At the same time, Bernanke said he would do whatever it takes to insure that “the dollar remains a strong and stable currency.” And just in case we missed it, he repeated the message twice in two separate speeches this week. Investors know that there are only two ways of strengthening one’s currency: central bank intervention or a rise in interest rates. Neither prospect seems possible right now.

Investors do not believe that the Fed would risk raising rates and sending the economy into a deeper recession. Nor do they believe that there is a coordinated global Central Bank plan afoot to support the dollar. Remember global food is priced in dollars. Given the riots and protests in many foreign capitals as a result of rising commodity prices, no foreign government is anxious to see those prices rise even higher.

So given the prospect of higher European rates, the greenback dropped against the Euro sending commodities skyrocketing. Oil spiked over 13% in two days to $139/bbl., helped along by tensions in the Middle East and a Wall Street analyst’s prediction that oil could reach $150/bbl. by July 4th.

If all this sounds familiar, I would urge you to re-read my March column “Is Stagflation Worst than Recession” for more insight into this conundrum. It seems to me we are caught between a rock and a hard place right now. Inflation is climbing, the economy is slowing and the on-going credit crisis among the banks and brokers is just a bit too dicey to risk taking any concrete action (raising rates) against inflation right now.

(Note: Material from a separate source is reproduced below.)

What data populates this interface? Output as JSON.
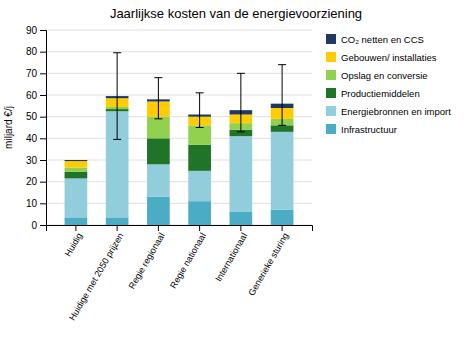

So what’s a reader to do? Don’t panic and stay put for now. The S&P 500 closed at 1360 a little over 4% from my first downside support of 1300. The markets are still in a trading range. If commodities, especially oil, continue to march higher the stocks will go lower. My bet is that oil is in a classic speculative blow-off. Sit back and watch the fireworks. I expect we will re-test the lows but maybe at a higher level than 1285-1300. So far this is looking like a classic third leg down in a market bottoming process. If so, I would be prepared to start buying on the way down because I think the rest of the year will be up.